The 2012 version of Anna Karenina on the big screen has been profusely advertised in France in the run-up to its release on December 5th, and so it's hardly surprising that the cinema was packed on the opening night with fans waiting to see the faces of Jude Law and Keira Knightley wrestle with the very definition of what love is or should be. This well-known pair was teamed up with rising stars Aaron Taylor-Johnson and Alicia Vikander in key supporting roles. So what did these four immense talents show us about this classic Russian love story, through the prism of director Joe Wright's (Pride and Prejudice; Atonement) interpretation of it?
The story itself is specific to its time period, yet all-encompassing and timeless in its message: a young Russian woman, married to a much older man, ends up having an affair with a count her own age. However, once she has decided to leave her husband and go to live with him, she cannot live with the effects and consequences of her choices. Wright's version of the film (whose script was written by acclaimed playwright Tom Stoppard) highlights Tolstoy's use of foreshadowing through minor characters, making full use of these as main events, and this contributes to the film's sense of building anticipation throughout as well as its highly successful dénouement.
Even those who dislike Knightley normally are likely to marvel at her emotional engagement with the role of the eponymous protagonist. The real star of the show, though, is the up-and-coming 24-year-old Alicia Vikander, who plays Kitty, and in doing so proves herself as one to watch over the coming years. Her maturity beyond her years in her acting style is mirrored in Kitty's equally old head on young shoulders, making her an excellent choice for the role.
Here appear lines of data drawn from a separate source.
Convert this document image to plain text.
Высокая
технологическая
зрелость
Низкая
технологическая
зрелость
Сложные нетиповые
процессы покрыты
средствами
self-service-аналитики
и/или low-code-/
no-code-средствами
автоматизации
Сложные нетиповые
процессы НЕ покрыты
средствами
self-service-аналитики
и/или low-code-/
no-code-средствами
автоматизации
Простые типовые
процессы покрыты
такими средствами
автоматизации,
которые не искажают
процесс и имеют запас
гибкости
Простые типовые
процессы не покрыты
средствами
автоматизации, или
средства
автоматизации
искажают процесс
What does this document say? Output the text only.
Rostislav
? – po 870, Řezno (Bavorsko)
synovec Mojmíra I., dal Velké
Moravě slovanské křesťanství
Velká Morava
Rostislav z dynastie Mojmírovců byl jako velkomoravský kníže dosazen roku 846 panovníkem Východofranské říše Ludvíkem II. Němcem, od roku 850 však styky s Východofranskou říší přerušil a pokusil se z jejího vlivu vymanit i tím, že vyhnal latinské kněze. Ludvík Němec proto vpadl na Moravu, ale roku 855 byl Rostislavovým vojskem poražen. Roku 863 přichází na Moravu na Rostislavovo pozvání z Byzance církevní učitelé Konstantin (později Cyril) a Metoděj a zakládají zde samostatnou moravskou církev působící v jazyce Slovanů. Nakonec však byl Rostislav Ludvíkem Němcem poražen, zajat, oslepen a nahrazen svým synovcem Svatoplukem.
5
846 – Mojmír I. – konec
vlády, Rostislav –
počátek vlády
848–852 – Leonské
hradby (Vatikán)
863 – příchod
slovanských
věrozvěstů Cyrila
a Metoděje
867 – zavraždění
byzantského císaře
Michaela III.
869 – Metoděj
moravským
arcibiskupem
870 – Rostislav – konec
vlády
However, the characters and the story are occasionally detracted from by the strange setting of a stage, which is returned to again and again for various scenes (making it not quite a composite set, but almost). While at times it worked well (for example, during the scene at the races), more often than not it just seemed awkward, and although it had its elegant beauty, its inclusion was ultimately distracting and did not seem to be used for any good reason. The reason for its use was never made obvious to the film's viewers, with the closest plausible theory perhaps being that it is supposed to be some sort of Brechtian device, intended to remind viewers that we are only watching a film, and ought to be using the film's themes to reflect upon our own lives, not to become emotionally involved with the characters themselves.
Others also complain that in comparison to other versions of Anna Karenina on the big screen, the main character's complex personality is only superficially explored. Having not seen these other adaptations, it is difficult to agree in the same way, but ultimately I concur: the original text itself is hugely detailed and any modern film version is likely to be hugely distilled in this regard. Wright's version of this seminal work is therefore about as faithful to the original as it can be given the broad audience that it is trying to reach.
Nevertheless, in essence, Wright's film is a successful and accessible introduction to this classic Tolstoy novel, with emotions enhanced by Dario Marianelli's soaring soundtrack (which is heart-rending without being sentimental), the visual feast of period costume, and images contrasted by strong snowy landscapes. The negatives mentioned above fade into the background thanks to the accomplished acting and already dramatic storyline, and even if said negatives mean that comparison to other filmic versions is warranted, it ultimately makes the viewer want to rush out and read Anna Karenina in all its thought-provoking and emotive detail - or indeed even read it all over again.